Abstract
With each new technology interface introduced in the environment, users spend more time switching between and managing these interfaces. When the interfaces involve screen-based displays and controls, eye movements may provide an intuitive and efficient means of switching between screens. This research focused on evaluating manual keyboard and gaze-based control methods for switching control between displays of a simulated surveillance system. Results showed that gaze-based tracking was faster and produced lower subjective workload than using a manual keyboard. Operators’ performance was also consistent with Keystroke-Level Model–Goals Operators Methods Selection predictions for each control method. These findings identify gaze-based control as a viable method for switching control between multiple monitors.
Potential time saved managing information flow with eye tracking versus keyboard control could aid security monitors.
Take a moment to look around. How many digital devices and displays do you see? As technology advances, the average person is exposed to more information, often through more than one interface. With each new interface introduced into their environment, users are presented with greater demands for their attention and interaction, spending more time switching between and managing these various interfaces.
This is particularly true for law enforcement and military personnel, who are equipped with more technology than ever (National Institute of Justice, 2012) and are routinely tasked with monitoring multiple security systems and sensor feeds. With the addition of each new system, sensor, or video feed, users must manage and interact with increasing numbers of screens and the information displayed on these screens. Often, interaction with an individual screen or component of a system requires users to switch control between the interfaces through a series of manual controls. An example of this type of interaction is a security operator switching between camera feeds in a surveillance system.

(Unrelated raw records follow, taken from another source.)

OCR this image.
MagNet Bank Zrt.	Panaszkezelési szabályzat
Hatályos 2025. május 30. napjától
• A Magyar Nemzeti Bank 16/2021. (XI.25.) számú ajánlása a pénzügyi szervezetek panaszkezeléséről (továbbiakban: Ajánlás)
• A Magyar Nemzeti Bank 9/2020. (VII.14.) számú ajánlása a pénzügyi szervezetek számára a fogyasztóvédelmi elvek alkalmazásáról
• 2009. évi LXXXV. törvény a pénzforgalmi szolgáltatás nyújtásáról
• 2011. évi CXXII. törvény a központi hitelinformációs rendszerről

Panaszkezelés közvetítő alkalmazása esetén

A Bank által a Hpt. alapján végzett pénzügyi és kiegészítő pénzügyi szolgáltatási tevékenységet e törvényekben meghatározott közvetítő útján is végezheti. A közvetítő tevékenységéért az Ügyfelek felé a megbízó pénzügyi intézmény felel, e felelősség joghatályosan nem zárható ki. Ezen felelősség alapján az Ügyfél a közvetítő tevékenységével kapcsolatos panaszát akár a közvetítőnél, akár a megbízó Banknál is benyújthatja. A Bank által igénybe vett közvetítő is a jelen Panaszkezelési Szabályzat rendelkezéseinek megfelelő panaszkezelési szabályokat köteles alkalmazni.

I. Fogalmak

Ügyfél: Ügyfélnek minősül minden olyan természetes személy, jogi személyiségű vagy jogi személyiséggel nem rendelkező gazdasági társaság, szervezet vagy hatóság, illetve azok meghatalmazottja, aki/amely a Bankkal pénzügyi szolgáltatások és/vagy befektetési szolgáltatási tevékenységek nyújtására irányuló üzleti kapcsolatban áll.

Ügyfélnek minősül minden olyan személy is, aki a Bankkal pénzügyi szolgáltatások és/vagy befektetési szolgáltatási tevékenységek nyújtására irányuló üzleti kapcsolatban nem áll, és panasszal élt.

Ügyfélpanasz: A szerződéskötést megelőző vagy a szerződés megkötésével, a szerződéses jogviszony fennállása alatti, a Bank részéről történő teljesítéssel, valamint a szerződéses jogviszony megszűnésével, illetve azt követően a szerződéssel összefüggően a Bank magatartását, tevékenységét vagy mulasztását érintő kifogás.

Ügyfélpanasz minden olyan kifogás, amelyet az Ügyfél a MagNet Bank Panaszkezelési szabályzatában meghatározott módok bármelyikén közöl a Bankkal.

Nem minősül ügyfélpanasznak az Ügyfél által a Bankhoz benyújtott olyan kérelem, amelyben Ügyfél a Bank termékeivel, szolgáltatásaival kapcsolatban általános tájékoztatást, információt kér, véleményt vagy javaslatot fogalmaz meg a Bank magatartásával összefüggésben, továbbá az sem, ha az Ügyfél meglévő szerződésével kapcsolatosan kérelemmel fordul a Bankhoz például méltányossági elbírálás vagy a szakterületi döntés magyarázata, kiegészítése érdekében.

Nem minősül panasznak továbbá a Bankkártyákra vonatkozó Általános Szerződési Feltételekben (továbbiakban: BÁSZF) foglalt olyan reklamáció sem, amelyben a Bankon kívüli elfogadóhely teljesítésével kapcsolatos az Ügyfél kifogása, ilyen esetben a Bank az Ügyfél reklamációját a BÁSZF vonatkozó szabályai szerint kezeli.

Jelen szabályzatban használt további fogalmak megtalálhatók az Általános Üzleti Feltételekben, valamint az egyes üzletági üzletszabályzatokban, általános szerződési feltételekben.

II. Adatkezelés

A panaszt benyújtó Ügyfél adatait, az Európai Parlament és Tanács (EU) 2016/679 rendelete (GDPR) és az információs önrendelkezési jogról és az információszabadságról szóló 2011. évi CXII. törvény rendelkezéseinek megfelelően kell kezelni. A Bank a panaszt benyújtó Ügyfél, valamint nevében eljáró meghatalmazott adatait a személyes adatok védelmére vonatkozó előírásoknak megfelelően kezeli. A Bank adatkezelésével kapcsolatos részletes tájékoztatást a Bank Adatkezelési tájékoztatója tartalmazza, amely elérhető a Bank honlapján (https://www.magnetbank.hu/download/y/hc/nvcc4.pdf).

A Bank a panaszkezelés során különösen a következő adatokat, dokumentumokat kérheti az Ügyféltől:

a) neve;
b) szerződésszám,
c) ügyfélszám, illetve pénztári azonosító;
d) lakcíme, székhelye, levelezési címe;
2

To switch between camera feeds, an operator must select and confirm the camera he or she wants to control. It may take only a few seconds to manually switch between feeds, but these seconds matter (Gray & Boehm-Davis, 2000). It is critical, then, to design ways to reduce the time needed to switch. One method (or solution) is to reduce the number of operations needed to switch between camera feeds. One way to do that is to track eye movements and activate whichever screen at which the operator is looking. Simple, right? Well, yes and no. In this article, we describe the impacts of using an eye-gaze based system to switch between multiple screens as well as detail how Keystroke Level Model–Goals Operators Methods Selection (KLM-GOMS) can be used for predicting user behaviors in certain systems. (See sidebar for more about KLM-GOMS.)
Link Between Eye Movements and Ongoing Task
Eye movements have long been studied in relation to cognitive processes. The two primary components of an eye movement process are fixations and saccades. Fixations are moments when the eyes are focusing on an aspect in the environment to gain visual information. Saccades, conversely, are the rapid-transition movements between fixations (Rayner, 1998). Hayhoe and Ballard (2005) reviewed several research studies investigating eye movement patterns for various real-world tasks. The central finding was that eye fixations are tightly linked to the temporal (time-related) evolution of a task, with very few task-irrelevant areas being fixated.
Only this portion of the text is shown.